We've designed a comprehensive process to ensure mutual fit for this strategic role. Here's what to expect:
Screening call (30-45 min) - Get to know each other with our Chief of Staff and explore product philosophy alignment
Take-home research study (2-3 days) - Take home a research study focused on testing your skills and ability to think thoroughly on a research assignment
Research presentation (60 min) - Present the result of the research study (30min) as well as a past research of your choice (30min) to our CSO and a senior researcher of our team
Founders conversation (45-60 min) - Meet our CEO and and CTO co-founders to align on vision, discuss the voice AI landscape, and explore what excites you about the space
Timeline: Typically 2.5-3 weeks from application to offer. We'll keep you informed at every stage and respond within 2-3 days after each step.

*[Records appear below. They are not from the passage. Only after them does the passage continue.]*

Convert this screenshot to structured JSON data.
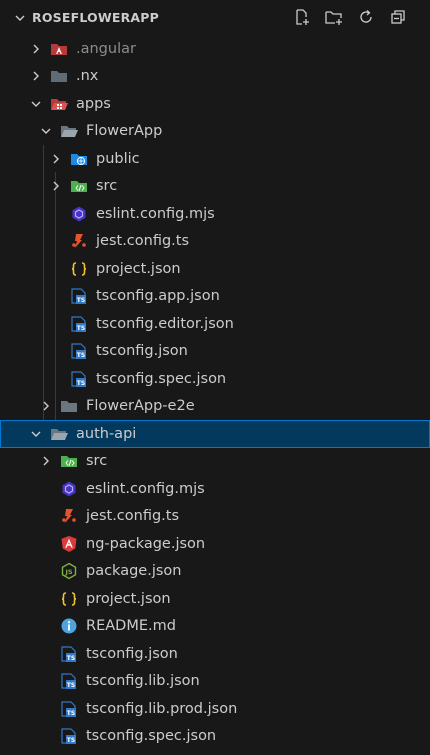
{
  "explorer": {
    "project_title": "ROSEFLOWERAPP"
  },
  "header_actions": [
    "new-file-icon",
    "new-folder-icon",
    "refresh-icon",
    "collapse-all-icon"
  ],
  "tree": [
    {
      "label": ".angular",
      "dim": true
    },
    {
      "label": ".nx",
      "dim": false
    },
    {
      "label": "apps"
    },
    {
      "label": "FlowerApp"
    },
    {
      "label": "public"
    },
    {
      "label": "src"
    },
    {
      "label": "eslint.config.mjs"
    },
    {
      "label": "jest.config.ts"
    },
    {
      "label": "project.json"
    },
    {
      "label": "tsconfig.app.json"
    },
    {
      "label": "tsconfig.editor.json"
    },
    {
      "label": "tsconfig.json"
    },
    {
      "label": "tsconfig.spec.json"
    },
    {
      "label": "FlowerApp-e2e"
    },
    {
      "label": "auth-api"
    },
    {
      "label": "src"
    },
    {
      "label": "eslint.config.mjs"
    },
    {
      "label": "jest.config.ts"
    },
    {
      "label": "ng-package.json"
    },
    {
      "label": "package.json"
    },
    {
      "label": "project.json"
    },
    {
      "label": "README.md"
    },
    {
      "label": "tsconfig.json"
    },
    {
      "label": "tsconfig.lib.json"
    },
    {
      "label": "tsconfig.lib.prod.json"
    },
    {
      "label": "tsconfig.spec.json"
    }
  ],
  "colors": {
    "background": "#181818",
    "selection": "#04395e",
    "selection_border": "#0078d4",
    "text": "#cccccc",
    "ts_icon": "#3178c6",
    "json_icon": "#f1c232",
    "jest_icon": "#e5522c",
    "eslint_icon": "#6c6fdd",
    "angular_icon": "#dd3b3b",
    "node_icon": "#7cb342",
    "info_icon": "#4fa3e0"
  }
}
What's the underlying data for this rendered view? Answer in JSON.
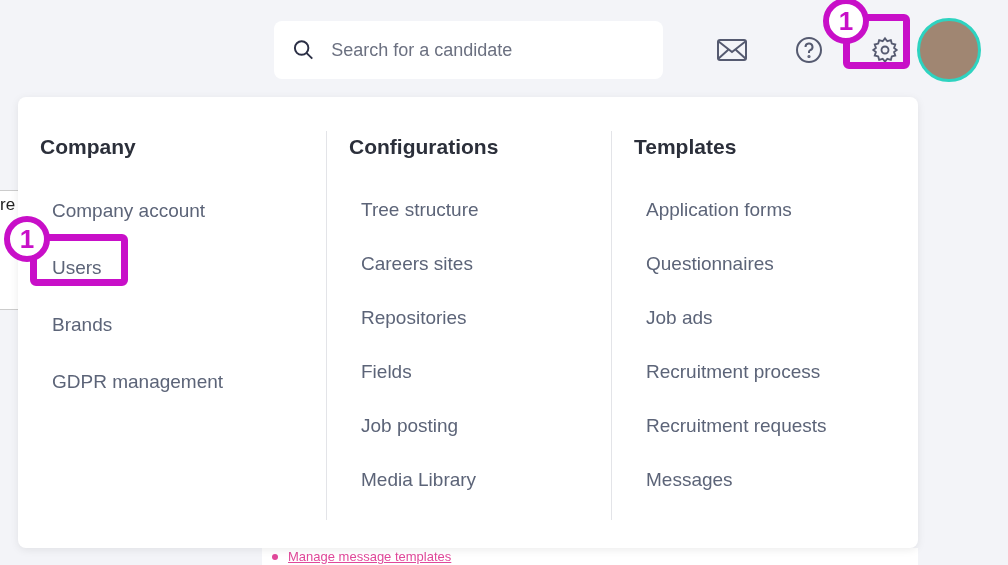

Equal Opportunity Employer
pyannoteAI is committed to creating a diverse and inclusive workplace. We are an equal opportunity employer and welcome applications from all qualified candidates regardless of gender, gender identity or expression, sexual orientation, race, ethnicity, national origin, age, disability, religion, or any other characteristic protected by law.
All employment decisions at pyannoteAI are based on business needs, job requirements, and individual qualifications. We believe that diverse perspectives strengthen our team and drive innovation in voice AI technology.